Salah satu sarana penyeberangan tradisional itu ada di Dukuh Butuh, Desa Banaran, Sambungmacan, Sragen. Namanya penyeberangan Barang. Penyeberangan ini termasuk penyebarangan kuno. Sebagai bukti, nama penyeberangan Barang termuat dalam Prasasti Canggu atau Parasastri Trowulan I yang ditulis pada 1358 Masehi atau pada masa Kerajaan Majapahit di bawah pemerintahan Hayam Wuruk.

Promosi Jalur Mudik Pantura Jawa Makin Adem Berkat Trembesi

Prasasti tersebut menyebut ada 44 desa penyeberangan di sepanjang aliran Bengawan Solo dan 34 desa di aliran Bengawan Brantas. Sejumlah penyeberangan di wilayah Sukowati (Sragen) yang disebutkan dalam prasasti tersebut di antaranya Desa Barang (Butuh, Banaran, Sambungmacan), Desa Pakatelan (diduga Katelan, Kecamatan Tangen), Desa Amban atau Ngamban (di Desa Gawan, Kecamatan Tanon), dan Desa Wareng (diduga di Tanggan, Kecamatan Gesi).

Penyeberangan Barang di Sragen
Sejumlah pemerhati sejarah menaiki perahu saat menyeberangi Sungai Bengawan Solo di Penyeberangan Barang, Dukuh Butuh, Desa Banaran, Sambungmacan, Sragen, beberapa waktu lalu. (Istimewa/Priyanto)

Baca Juga: Adanya Sand Bag di Tanggul yang Jebol Bikin Warga Pilang Sragen Tenang

Dari cerita tutur di Dukuh Butuh, Banaran, Sragen, penyeberangan Barang itu merupakan penyeberangan kuno. Di sekitar penyeberangan itu ditemukan batu yoni. Orang-orang dulu pernah menemukan perhiasan manik-manik beraliran Hindu/Buddha.

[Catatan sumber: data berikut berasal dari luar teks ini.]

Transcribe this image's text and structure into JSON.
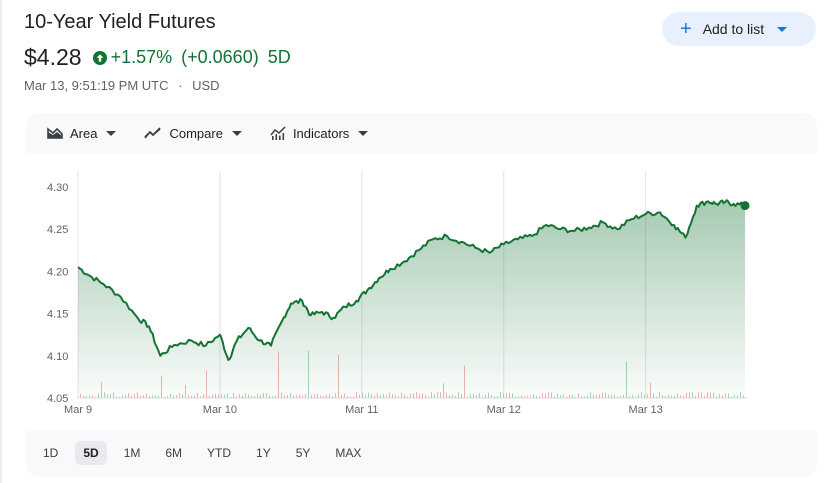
{
  "header": {
    "title": "10-Year Yield Futures",
    "add_to_list": "Add to list",
    "price": "$4.28",
    "change_pct": "+1.57%",
    "change_abs": "(+0.0660)",
    "period": "5D",
    "timestamp": "Mar 13, 9:51:19 PM UTC",
    "currency": "USD"
  },
  "toolbar": {
    "area": "Area",
    "compare": "Compare",
    "indicators": "Indicators"
  },
  "ranges": [
    "1D",
    "5D",
    "1M",
    "6M",
    "YTD",
    "1Y",
    "5Y",
    "MAX"
  ],
  "active_range": "5D",
  "colors": {
    "up": "#137333",
    "accent": "#1a73e8"
  },
  "chart_data": {
    "type": "area",
    "y_ticks": [
      "4.30",
      "4.25",
      "4.20",
      "4.15",
      "4.10",
      "4.05"
    ],
    "y_range": [
      4.05,
      4.3
    ],
    "x_ticks": [
      "Mar 9",
      "Mar 10",
      "Mar 11",
      "Mar 12",
      "Mar 13"
    ],
    "series": [
      {
        "x": [
          0,
          0.08,
          0.18,
          0.3,
          0.42,
          0.5,
          0.58,
          0.68,
          0.8,
          0.9,
          1.0,
          1.06,
          1.12,
          1.2,
          1.28,
          1.36,
          1.44,
          1.5,
          1.58,
          1.64,
          1.72,
          1.8,
          1.88,
          1.96,
          2.04,
          2.12,
          2.2,
          2.3,
          2.4,
          2.5,
          2.6,
          2.7,
          2.8,
          2.9,
          3.0,
          3.1,
          3.2,
          3.3,
          3.4,
          3.5,
          3.6,
          3.7,
          3.8,
          3.9,
          4.0,
          4.1,
          4.2,
          4.28,
          4.36,
          4.44,
          4.5,
          4.56,
          4.62,
          4.7
        ],
        "values": [
          4.205,
          4.195,
          4.185,
          4.17,
          4.145,
          4.135,
          4.1,
          4.113,
          4.118,
          4.112,
          4.125,
          4.095,
          4.118,
          4.133,
          4.118,
          4.112,
          4.142,
          4.162,
          4.165,
          4.148,
          4.152,
          4.145,
          4.158,
          4.165,
          4.178,
          4.192,
          4.203,
          4.212,
          4.225,
          4.238,
          4.242,
          4.235,
          4.228,
          4.222,
          4.232,
          4.238,
          4.242,
          4.255,
          4.25,
          4.248,
          4.252,
          4.258,
          4.25,
          4.262,
          4.268,
          4.27,
          4.255,
          4.24,
          4.278,
          4.283,
          4.28,
          4.282,
          4.28,
          4.278
        ]
      }
    ],
    "volume_note": ""
  }
}
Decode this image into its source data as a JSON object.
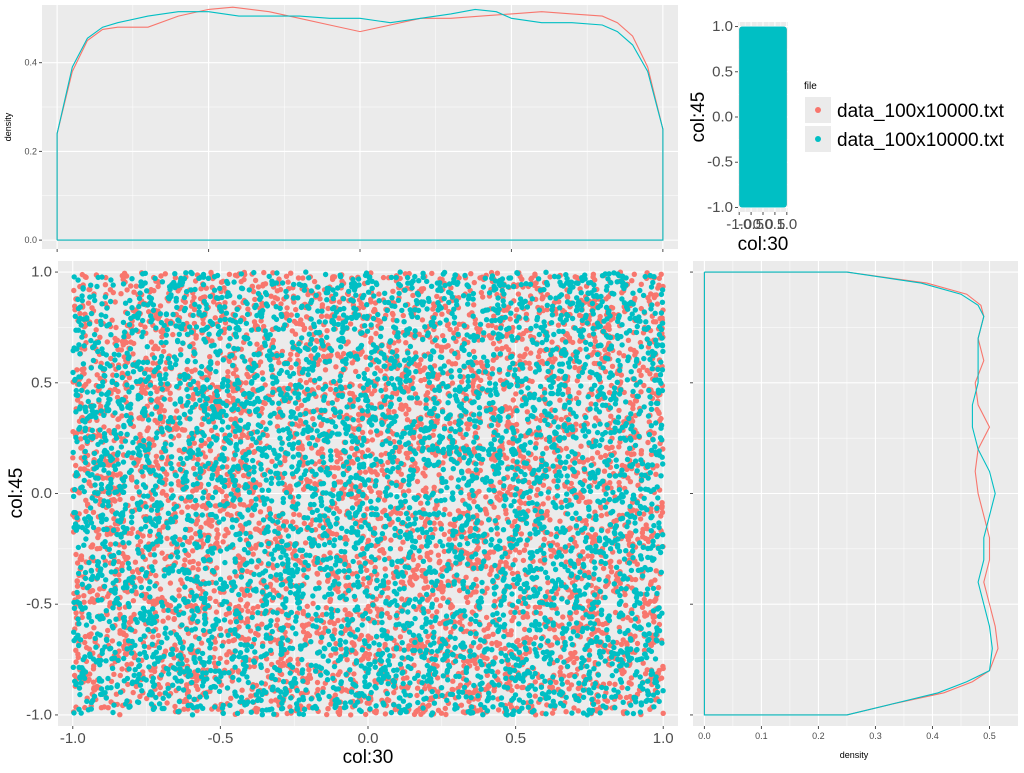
{
  "colors": {
    "series1": "#F8766D",
    "series2": "#00BFC4",
    "panel": "#EBEBEB",
    "grid": "#FFFFFF",
    "tick": "#4D4D4D"
  },
  "legend": {
    "title": "file",
    "entries": [
      "data_100x10000.txt",
      "data_100x10000.txt"
    ],
    "placement": "right"
  },
  "chart_data": [
    {
      "id": "top-density",
      "type": "line",
      "xlabel": "",
      "ylabel": "density",
      "xlim": [
        -1.05,
        1.05
      ],
      "ylim": [
        -0.02,
        0.53
      ],
      "xticks": [
        -1.0,
        -0.5,
        0.0,
        0.5,
        1.0
      ],
      "yticks": [
        0.0,
        0.2,
        0.4
      ],
      "ytick_labels": [
        "0.0",
        "0.2",
        "0.4"
      ],
      "grid": true,
      "series": [
        {
          "color": "#F8766D",
          "x": [
            -1.0,
            -1.0,
            -0.95,
            -0.9,
            -0.85,
            -0.8,
            -0.7,
            -0.6,
            -0.5,
            -0.42,
            -0.3,
            -0.2,
            -0.1,
            0.0,
            0.1,
            0.2,
            0.3,
            0.4,
            0.5,
            0.6,
            0.7,
            0.8,
            0.85,
            0.9,
            0.95,
            1.0,
            1.0,
            -1.0
          ],
          "y": [
            0.0,
            0.24,
            0.38,
            0.45,
            0.475,
            0.48,
            0.48,
            0.505,
            0.52,
            0.525,
            0.515,
            0.5,
            0.485,
            0.47,
            0.485,
            0.5,
            0.5,
            0.505,
            0.51,
            0.515,
            0.51,
            0.505,
            0.49,
            0.46,
            0.39,
            0.25,
            0.0,
            0.0
          ]
        },
        {
          "color": "#00BFC4",
          "x": [
            -1.0,
            -1.0,
            -0.95,
            -0.9,
            -0.85,
            -0.8,
            -0.7,
            -0.6,
            -0.5,
            -0.4,
            -0.3,
            -0.2,
            -0.1,
            0.0,
            0.1,
            0.2,
            0.3,
            0.38,
            0.45,
            0.5,
            0.6,
            0.7,
            0.8,
            0.85,
            0.9,
            0.95,
            1.0,
            1.0,
            -1.0
          ],
          "y": [
            0.0,
            0.24,
            0.39,
            0.455,
            0.48,
            0.49,
            0.505,
            0.515,
            0.515,
            0.505,
            0.505,
            0.505,
            0.5,
            0.5,
            0.49,
            0.5,
            0.51,
            0.52,
            0.515,
            0.5,
            0.49,
            0.49,
            0.485,
            0.47,
            0.44,
            0.38,
            0.25,
            0.0,
            0.0
          ]
        }
      ]
    },
    {
      "id": "main-scatter",
      "type": "scatter",
      "xlabel": "col:30",
      "ylabel": "col:45",
      "xlim": [
        -1.05,
        1.05
      ],
      "ylim": [
        -1.05,
        1.05
      ],
      "xticks": [
        -1.0,
        -0.5,
        0.0,
        0.5,
        1.0
      ],
      "xtick_labels": [
        "-1.0",
        "-0.5",
        "0.0",
        "0.5",
        "1.0"
      ],
      "yticks": [
        -1.0,
        -0.5,
        0.0,
        0.5,
        1.0
      ],
      "ytick_labels": [
        "-1.0",
        "-0.5",
        "0.0",
        "0.5",
        "1.0"
      ],
      "grid": true,
      "distribution": "uniform",
      "x_range": [
        -1.0,
        1.0
      ],
      "y_range": [
        -1.0,
        1.0
      ],
      "series": [
        {
          "color": "#F8766D",
          "point_count": 10000
        },
        {
          "color": "#00BFC4",
          "point_count": 10000
        }
      ]
    },
    {
      "id": "mini-scatter",
      "type": "scatter",
      "xlabel": "col:30",
      "ylabel": "col:45",
      "xlim": [
        -1.05,
        1.05
      ],
      "ylim": [
        -1.05,
        1.05
      ],
      "xticks": [
        -1.0,
        -0.5,
        0.0,
        0.5,
        1.0
      ],
      "xtick_labels": [
        "-1.0",
        "-0.5",
        "0.0",
        "0.5",
        "1.0"
      ],
      "yticks": [
        -1.0,
        -0.5,
        0.0,
        0.5,
        1.0
      ],
      "ytick_labels": [
        "-1.0",
        "-0.5",
        "0.0",
        "0.5",
        "1.0"
      ],
      "grid": true,
      "series": [
        {
          "color": "#F8766D",
          "point_count": 10000
        },
        {
          "color": "#00BFC4",
          "point_count": 10000
        }
      ]
    },
    {
      "id": "right-density",
      "type": "line",
      "xlabel": "density",
      "ylabel": "",
      "xlim": [
        -0.02,
        0.55
      ],
      "ylim": [
        -1.05,
        1.05
      ],
      "xticks": [
        0.0,
        0.1,
        0.2,
        0.3,
        0.4,
        0.5
      ],
      "xtick_labels": [
        "0.0",
        "0.1",
        "0.2",
        "0.3",
        "0.4",
        "0.5"
      ],
      "yticks": [
        -1.0,
        -0.5,
        0.0,
        0.5,
        1.0
      ],
      "grid": true,
      "series": [
        {
          "color": "#F8766D",
          "y": [
            1.0,
            1.0,
            0.95,
            0.9,
            0.85,
            0.8,
            0.7,
            0.6,
            0.5,
            0.4,
            0.3,
            0.2,
            0.1,
            0.0,
            -0.1,
            -0.2,
            -0.3,
            -0.4,
            -0.5,
            -0.6,
            -0.7,
            -0.8,
            -0.85,
            -0.9,
            -0.95,
            -1.0,
            -1.0,
            1.0
          ],
          "x": [
            0.0,
            0.25,
            0.39,
            0.46,
            0.485,
            0.49,
            0.48,
            0.49,
            0.475,
            0.48,
            0.5,
            0.48,
            0.475,
            0.48,
            0.49,
            0.5,
            0.5,
            0.49,
            0.5,
            0.51,
            0.515,
            0.5,
            0.47,
            0.42,
            0.33,
            0.25,
            0.0,
            0.0
          ]
        },
        {
          "color": "#00BFC4",
          "y": [
            1.0,
            1.0,
            0.95,
            0.9,
            0.85,
            0.8,
            0.7,
            0.6,
            0.5,
            0.4,
            0.3,
            0.2,
            0.1,
            0.0,
            -0.1,
            -0.2,
            -0.3,
            -0.4,
            -0.5,
            -0.6,
            -0.7,
            -0.8,
            -0.85,
            -0.9,
            -0.95,
            -1.0,
            -1.0,
            1.0
          ],
          "x": [
            0.0,
            0.25,
            0.38,
            0.45,
            0.48,
            0.49,
            0.48,
            0.48,
            0.48,
            0.47,
            0.47,
            0.48,
            0.5,
            0.51,
            0.5,
            0.49,
            0.49,
            0.48,
            0.49,
            0.5,
            0.505,
            0.5,
            0.46,
            0.41,
            0.33,
            0.25,
            0.0,
            0.0
          ]
        }
      ]
    }
  ]
}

Seorang pemerhati sejarah asal Tanggan, Kecamatan Gesi, Sragen, Jarwanto, menduga Desa Pakatelan identik dengan Desa Katelan di Tangen dan lokasinya berada di pinggir Bengawan Solo. Jarwanto pernah menelisik pinggiran Bengawan Solo, tepatnya di sebelah barat Jembatan Ganefo. Ia menemukan sisa-sisa bangunan yang fungsinya sebagai tempat penyeberangan lama.

Dari Tangen ke barat, Jarwanto ingat saat masih kecil juga ada dua penyeberangan Bengawan Solo yang berdekatan dengan rumahnya, yakni Penyeberangan Sapen dan Penyeberangan Dalungan. Warga Tanggan, Gesi, yang hendak ke Sragen melewati dua alternatif penyeberangan Bengawan Solo itu. Sekarang dua penyeberangan itu diganti dengan Jembatan Sapen.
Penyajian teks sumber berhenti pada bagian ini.